Just how big is the United States government’s Big Data factory?
But surely a warrant and a high level of clearance are needed to peer into the communications of everyday Americans, right? Wrong. Even analysts near the bottom of the NSA hierarchy can use XKeyscore to access “whatever emails they want, whatever telephone calls, browsing histories, Microsoft Word documents,” said Glenn Greenwald, the journalist who broke the story, in an interview with ABC News. “And it’s all done with no need to go to a court, with no need to even get supervisor approval on the part of the analyst.”

Is it possible?

The apparatus to gather and store vast amounts of data is certainly in place. As Pipeline reported last July, the feds have enough virtual space to store and process every digital transmission in the US—and maybe more. Increasingly, the NSA is a Big Data analysis factory.

“The agency is collecting so much information every day that without a regimented, factory-like system, analysts would never have the chance to look at it all,” wrote investigative reporter Shane Harris for Washingtonian magazine in February.

However, given the fact that data is only stored for five years in the Marina database, to say nothing of the sheer volume of information that moves throughout global networks 24 hours a day, there are technological and physical limits on how much data is actually scooped up and retained. Verizon’s landline business alone handles more than a billion phone calls each day.

Even when taking into consideration the NSA’s massive data center in Bluffdale, Utah, there is simply not enough storage space to save every daily call and communications transmission from every service provider for five years, let alone five days. While the capability exists to capture everything, all the way down to digital pocket lint, much more data is falling through the net than is being captured and stored.

The official response

After flatly denying the existence of domestic surveillance, the US government responded to allegations over the summer. Pressure from concerned legislators, privacy rights advocates, a worried public, and, last but not least, CSPs and other companies that desire greater accountability certainly hastened that response.

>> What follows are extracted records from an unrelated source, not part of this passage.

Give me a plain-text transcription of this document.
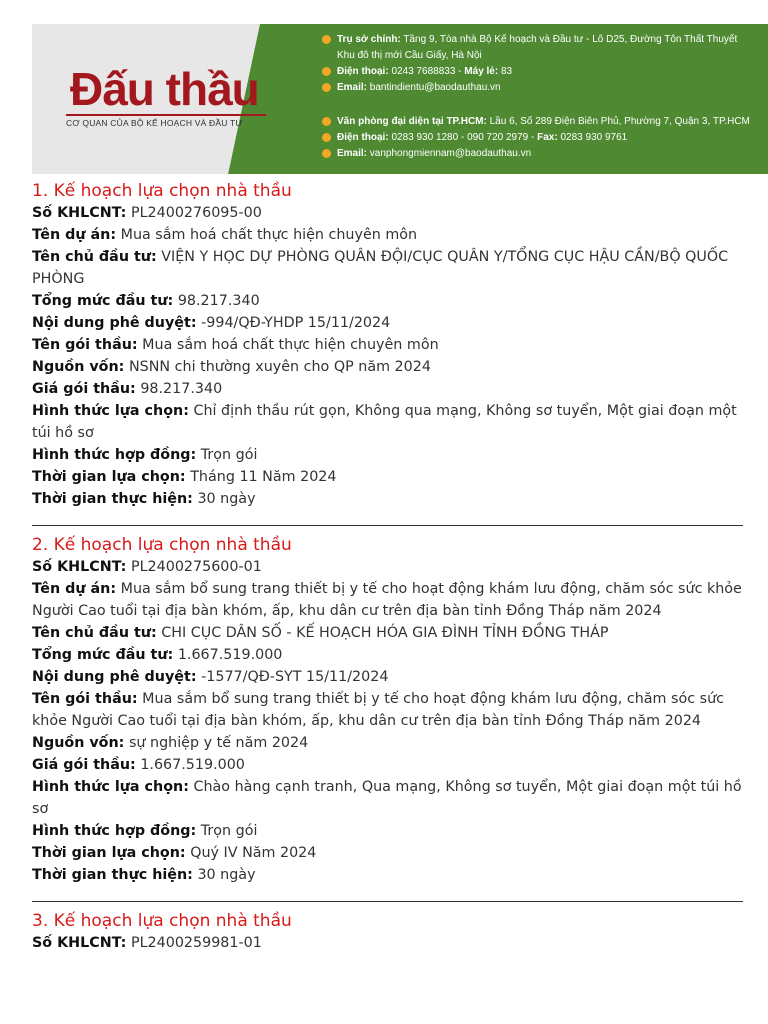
Đấu thầu
CƠ QUAN CỦA BỘ KẾ HOẠCH VÀ ĐẦU TƯ
Trụ sở chính: Tầng 9, Tòa nhà Bộ Kế hoạch và Đầu tư - Lô D25, Đường Tôn Thất Thuyết
Khu đô thị mới Cầu Giấy, Hà Nội
Điện thoại: 0243 7688833 - Máy lẻ: 83
Email: bantindientu@baodauthau.vn
Văn phòng đại diện tại TP.HCM: Lầu 6, Số 289 Điện Biên Phủ, Phường 7, Quận 3, TP.HCM
Điện thoại: 0283 930 1280 - 090 720 2979 - Fax: 0283 930 9761
Email: vanphongmiennam@baodauthau.vn
1. Kế hoạch lựa chọn nhà thầu
Số KHLCNT: PL2400276095-00
Tên dự án: Mua sắm hoá chất thực hiện chuyên môn
Tên chủ đầu tư: VIỆN Y HỌC DỰ PHÒNG QUÂN ĐỘI/CỤC QUÂN Y/TỔNG CỤC HẬU CẦN/BỘ QUỐC PHÒNG
Tổng mức đầu tư: 98.217.340
Nội dung phê duyệt: -994/QĐ-YHDP 15/11/2024
Tên gói thầu: Mua sắm hoá chất thực hiện chuyên môn
Nguồn vốn: NSNN chi thường xuyên cho QP năm 2024
Giá gói thầu: 98.217.340
Hình thức lựa chọn: Chỉ định thầu rút gọn, Không qua mạng, Không sơ tuyển, Một giai đoạn một túi hồ sơ
Hình thức hợp đồng: Trọn gói
Thời gian lựa chọn: Tháng 11 Năm 2024
Thời gian thực hiện: 30 ngày
2. Kế hoạch lựa chọn nhà thầu
Số KHLCNT: PL2400275600-01
Tên dự án: Mua sắm bổ sung trang thiết bị y tế cho hoạt động khám lưu động, chăm sóc sức khỏe Người Cao tuổi tại địa bàn khóm, ấp, khu dân cư trên địa bàn tỉnh Đồng Tháp năm 2024
Tên chủ đầu tư: CHI CỤC DÂN SỐ - KẾ HOẠCH HÓA GIA ĐÌNH TỈNH ĐỒNG THÁP
Tổng mức đầu tư: 1.667.519.000
Nội dung phê duyệt: -1577/QĐ-SYT 15/11/2024
Tên gói thầu: Mua sắm bổ sung trang thiết bị y tế cho hoạt động khám lưu động, chăm sóc sức khỏe Người Cao tuổi tại địa bàn khóm, ấp, khu dân cư trên địa bàn tỉnh Đồng Tháp năm 2024
Nguồn vốn: sự nghiệp y tế năm 2024
Giá gói thầu: 1.667.519.000
Hình thức lựa chọn: Chào hàng cạnh tranh, Qua mạng, Không sơ tuyển, Một giai đoạn một túi hồ sơ
Hình thức hợp đồng: Trọn gói
Thời gian lựa chọn: Quý IV Năm 2024
Thời gian thực hiện: 30 ngày
3. Kế hoạch lựa chọn nhà thầu
Số KHLCNT: PL2400259981-01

On August 9 President Obama gave a press conference in which he promised to overhaul the NSA and improve transparency. He outlined four steps to achieve this initiative:

“First, I will work with Congress to pursue appropriate reforms to Section 215 of the Patriot Act, the program that collects telephone records ... Second, I’ll work with Congress to improve the public’s confidence in the oversight conducted by the Foreign Intelligence Surveillance Court, known as the FISC ... Number three, we can, and must, be more transparent ... The intelligence community is creating a website that will serve as a hub for further transparency, and this will give Americans and the world the ability to learn more about what our intelligence community does and what it doesn’t do, how it carries out its mission and why it does so. Fourth, we’re forming a high-level group of outside experts to review our entire intelligence and communications technologies.”